The General Elections Commission (KPU) had indeed wised up from the widely criticized first presidential debate on Jan. 17, which featured the presidential and vice presidential candidates. But despite the changes in format, they were barely noticeable, except that Jokowi and Prabowo were without their respective running mates on Sunday.
No matter how convincingly each presidential candidate’s camp claimed victory in the debate, we doubt their performance will affect undecided voters, let alone swing voters. While the debates provide the candidates a golden opportunity to increase their support base, Sunday’s debate, like the previous one, only strengthened the conviction of their supporters.

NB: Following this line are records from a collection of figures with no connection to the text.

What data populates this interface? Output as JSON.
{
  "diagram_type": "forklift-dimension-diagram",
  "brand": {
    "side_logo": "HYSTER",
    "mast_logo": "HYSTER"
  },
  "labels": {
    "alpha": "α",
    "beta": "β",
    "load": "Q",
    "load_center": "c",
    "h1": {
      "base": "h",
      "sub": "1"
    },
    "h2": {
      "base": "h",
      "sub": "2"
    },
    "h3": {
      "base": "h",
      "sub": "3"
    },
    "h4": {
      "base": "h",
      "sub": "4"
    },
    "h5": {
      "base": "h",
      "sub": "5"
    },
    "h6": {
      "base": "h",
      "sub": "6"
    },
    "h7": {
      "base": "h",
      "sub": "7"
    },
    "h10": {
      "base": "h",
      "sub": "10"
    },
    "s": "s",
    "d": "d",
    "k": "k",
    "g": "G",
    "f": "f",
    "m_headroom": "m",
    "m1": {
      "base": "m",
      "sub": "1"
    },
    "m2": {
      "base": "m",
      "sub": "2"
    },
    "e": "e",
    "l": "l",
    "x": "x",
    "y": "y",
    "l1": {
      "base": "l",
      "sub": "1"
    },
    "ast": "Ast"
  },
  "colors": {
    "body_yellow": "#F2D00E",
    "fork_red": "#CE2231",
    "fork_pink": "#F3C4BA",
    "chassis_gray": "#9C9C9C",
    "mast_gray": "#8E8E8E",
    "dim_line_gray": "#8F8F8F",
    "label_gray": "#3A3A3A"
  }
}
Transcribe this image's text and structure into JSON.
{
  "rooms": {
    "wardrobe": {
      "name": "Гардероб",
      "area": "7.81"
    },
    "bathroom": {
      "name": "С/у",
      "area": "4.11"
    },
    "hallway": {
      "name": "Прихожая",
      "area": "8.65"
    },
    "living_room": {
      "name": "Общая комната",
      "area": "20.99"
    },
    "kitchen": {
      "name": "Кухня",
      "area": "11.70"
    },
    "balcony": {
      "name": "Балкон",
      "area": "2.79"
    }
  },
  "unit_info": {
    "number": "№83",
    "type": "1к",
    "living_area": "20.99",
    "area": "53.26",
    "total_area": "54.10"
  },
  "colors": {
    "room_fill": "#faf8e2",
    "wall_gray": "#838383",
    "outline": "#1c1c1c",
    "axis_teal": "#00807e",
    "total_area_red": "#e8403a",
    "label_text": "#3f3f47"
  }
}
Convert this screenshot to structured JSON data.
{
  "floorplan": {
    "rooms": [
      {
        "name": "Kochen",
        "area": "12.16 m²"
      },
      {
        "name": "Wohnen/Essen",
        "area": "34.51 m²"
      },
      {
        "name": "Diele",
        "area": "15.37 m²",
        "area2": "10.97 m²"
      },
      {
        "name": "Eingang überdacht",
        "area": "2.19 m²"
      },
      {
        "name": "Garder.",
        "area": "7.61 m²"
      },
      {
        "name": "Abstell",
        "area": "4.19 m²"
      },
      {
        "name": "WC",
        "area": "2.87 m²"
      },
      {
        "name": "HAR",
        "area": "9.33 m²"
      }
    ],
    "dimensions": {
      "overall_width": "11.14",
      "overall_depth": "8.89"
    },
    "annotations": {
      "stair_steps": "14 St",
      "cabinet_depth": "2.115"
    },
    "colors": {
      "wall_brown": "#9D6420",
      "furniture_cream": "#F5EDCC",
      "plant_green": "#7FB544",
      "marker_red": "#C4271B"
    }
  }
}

A number of surveys conducted prior to the Feb. 17 debate revealed a considerable percentage of undecided voters, ranging from 10 to 20 percent. There is a likelihood they may not vote altogether in a show of their reportedly widespread apathy. For a democracy that has yet to mature such as Indonesia, political participation is key in order for democracy to gain a foothold.
It is safe to say that despite improvements in the flow of the debate, the close encounter between the two presidential candidates on Sunday failed to reach its goal. As happened in the previous debate, neither of the candidates could explore their ideas substantially. The root of the problem partly rests with the time constraint: Each presidential candidate ran out of time even to explain the reasons behind their specific agenda.
The KPU forced Jokowi and Prabowo to address too many issues within too short a time. The two debated the issues of food and energy, infrastructure, natural resources and the environment, which individually would require an hour of talk to bear fruit.
Indeed, knowledge of such crucial issues is a must for candidates for the highest office, but asking them to explain their views pertaining to five themes in less than two hours would only result in disappointment for many. The candidates’ lack of public speaking skills further discourages the audience from watching the debate.
With three more debates in the pipeline, there is no choice for the KPU other than offering a radical change if it wishes to make the undecided decide and, hence, boost voter turnout on April 17. One of the options is focusing on one or two particular issues in each of the debates.